The author died in a tragic auto accident before his latest work was published. I do wonder if his untimely death had an impact on the book’s popularity.
I have always been a student of America’s wars in the 20th Century, especially World War II.
The Korean War fascinated me because it started on my birthday, June 25th and I do recall some of the early images of the conflict in the press. Years later, as a Foreign Service officer, I was assigned to Pusan South Korea; an assignment of special significance for me.
Many of the older brothers of classmates, a dear family friend, and a life-long mentor, all were combatants in that conflict.
Each of those I knew that fought in Korea was profoundly shaped by their experience there. This was a book I had to read.
The Coldest Winter: America and the Korean War and other books by David Halberstam occupy space in my library, but this one, “The Coldest Winter,” was riveting.
I poured through it with the kind of intensity a good book has for me.
The author describes early contacts between an ill-prepared U.S. Army – garrison troops in Japan – and elements of the North Korean Army and seasoned Chinese Communist forces.
The detail was fascinating, but what captured my attention was the political context for the war: How the loss of China in 1949 conditioned the political reflexes of an administration led by President Harry Truman (the unlikely president) under siege from the Republican Party for having “lost” China to Mao just a year earlier.
Here you had a president who feared the loss of his presidency and being labeled “soft on Communism” by the very aggressive China Lobby, the influential media baron Henry Luce, and an energized Republican opposition that had finally found a galvanizing political issue.
The fourth leg of the opposition, perhaps the most feared of all, was Five-Star General of the Army, Douglas MacArthur, our “Pro-Consul” in Japan; a heroic figure of epic dimension, with an out-sized ego, and buttressed by a legion of fanatic supporters in this country.
MacArthur confidently told the President and the Joint Chiefs that China would not enter the war, that they of little faith should trust him. The Chinese did enter the war and Halberstam carries us on a 600-page journey of America’s effort to prosecute the wrong war in the wrong place at the wrong time culminating in the firing of the country’s longest serving general – over 30 years as a general officer.
For this reader, the book took on special significance because of a lengthy career in foreign affairs, service in Korea, and an enduring interest in foreign policy – especially policies that lead to war. Halberstam describes the poisonous political atmosphere between the Democrats and Republicans that precipitated American involvement in its second major conflict within five years after the ending of WW II.

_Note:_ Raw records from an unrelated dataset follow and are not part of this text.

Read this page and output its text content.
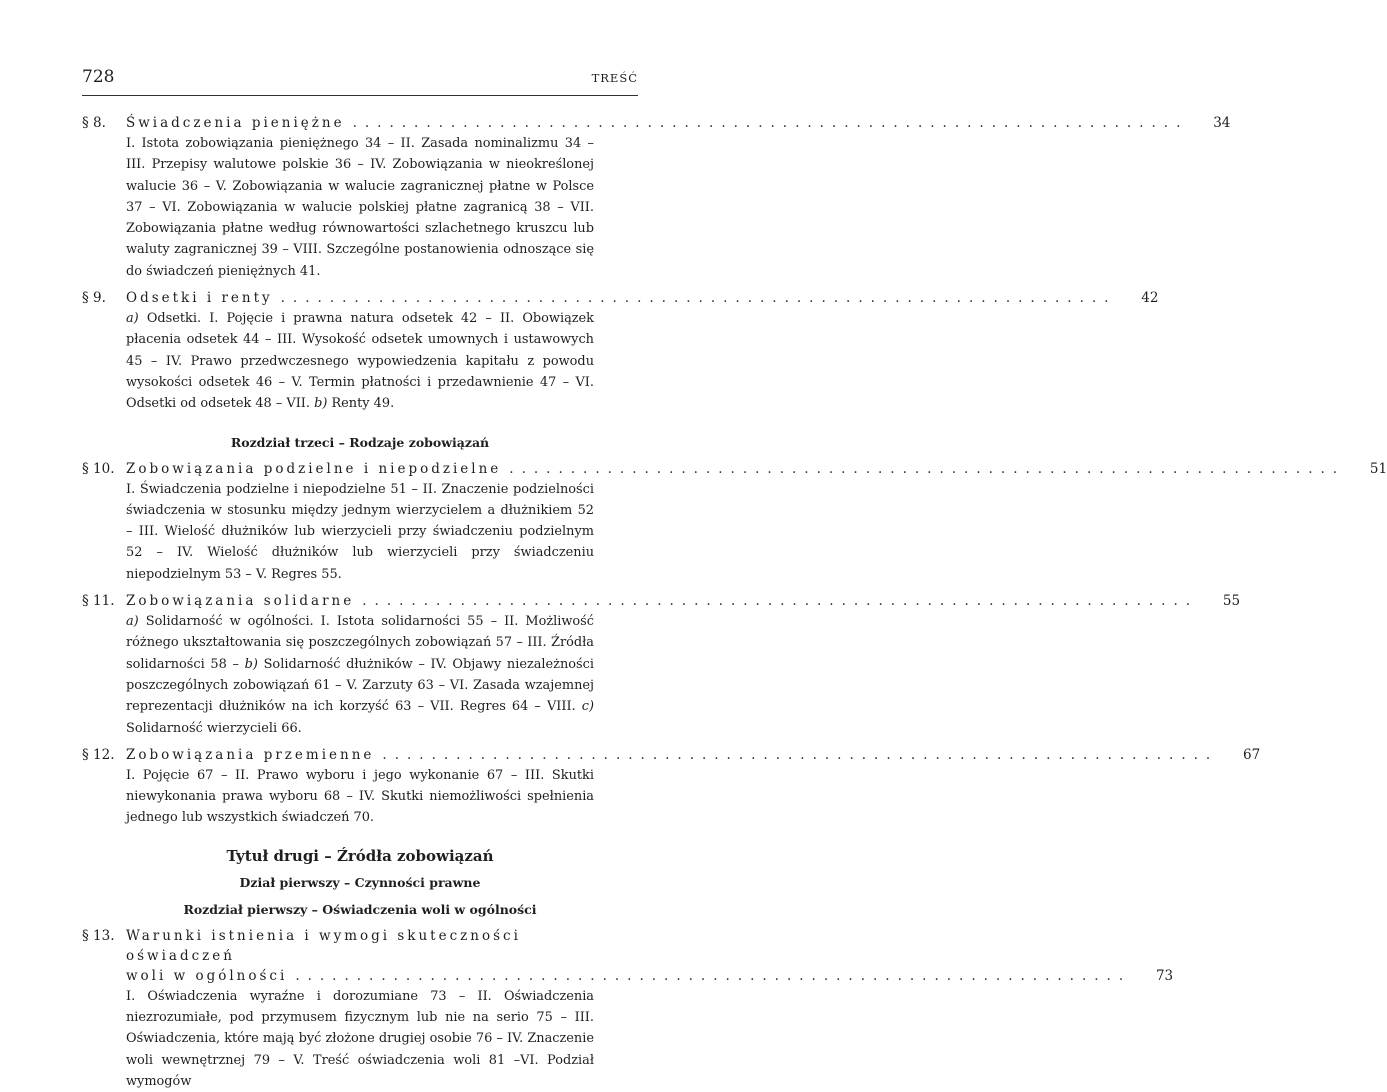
728	TREŚĆ
§ 8.	Świadczenia pieniężne ....................................................................	34
I. Istota zobowiązania pieniężnego 34 – II. Zasada nominalizmu 34 – III. Przepisy walutowe polskie 36 – IV. Zobowiązania w nieokreślonej walucie 36 – V. Zobowiązania w walucie zagranicznej płatne w Polsce 37 – VI. Zobowiązania w walucie polskiej płatne zagranicą 38 – VII. Zobowiązania płatne według równowartości szlachetnego kruszcu lub waluty zagranicznej 39 – VIII. Szczególne postanowienia odnoszące się do świadczeń pieniężnych 41.
§ 9.	Odsetki i renty ....................................................................	42
a) Odsetki. I. Pojęcie i prawna natura odsetek 42 – II. Obowiązek płacenia odsetek 44 – III. Wysokość odsetek umownych i ustawowych 45 – IV. Prawo przedwczesnego wypowiedzenia kapitału z powodu wysokości odsetek 46 – V. Termin płatności i przedawnienie 47 – VI. Odsetki od odsetek 48 – VII. b) Renty 49.
Rozdział trzeci – Rodzaje zobowiązań
§ 10. Zobowiązania podzielne i niepodzielne ....................................................................	51
I. Świadczenia podzielne i niepodzielne 51 – II. Znaczenie podzielności świadczenia w stosunku między jednym wierzycielem a dłużnikiem 52 – III. Wielość dłużników lub wierzycieli przy świadczeniu podzielnym 52 – IV. Wielość dłużników lub wierzycieli przy świadczeniu niepodzielnym 53 – V. Regres 55.
§ 11. Zobowiązania solidarne ....................................................................	55
a) Solidarność w ogólności. I. Istota solidarności 55 – II. Możliwość różnego ukształtowania się poszczególnych zobowiązań 57 – III. Źródła solidarności 58 – b) Solidarność dłużników – IV. Objawy niezależności poszczególnych zobowiązań 61 – V. Zarzuty 63 – VI. Zasada wzajemnej reprezentacji dłużników na ich korzyść 63 – VII. Regres 64 – VIII. c) Solidarność wierzycieli 66.
§ 12. Zobowiązania przemienne ....................................................................	67
I. Pojęcie 67 – II. Prawo wyboru i jego wykonanie 67 – III. Skutki niewykonania prawa wyboru 68 – IV. Skutki niemożliwości spełnienia jednego lub wszystkich świadczeń 70.
Tytuł drugi – Źródła zobowiązań
Dział pierwszy – Czynności prawne
Rozdział pierwszy – Oświadczenia woli w ogólności
§ 13. Warunki istnienia i wymogi skuteczności oświadczeń
woli w ogólności ....................................................................	73
I. Oświadczenia wyraźne i dorozumiane 73 – II. Oświadczenia niezrozumiałe, pod przymusem fizycznym lub nie na serio 75 – III. Oświadczenia, które mają być złożone drugiej osobie 76 – IV. Znaczenie woli wewnętrznej 79 – V. Treść oświadczenia woli 81 –VI. Podział wymogów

In many respects, the ideological rifts of the 1950s mirror those of today when, once again, America is mired in another conflict that just may end without a U.S. victory, and the overarching theme is, again, America’s role in the world.
For the students of history and foreign policy, this is a good read!
David Halberstam was one of America’s most distinguished journalists and historians. The author of fifteen bestsellers, including The Best and the Brightest, he won the Pulitzer Prize for his Vietnam reporting at the age of thirty. He was killed in a car accident on April 23, 2007, while on his way to an interview for what was to be his next book.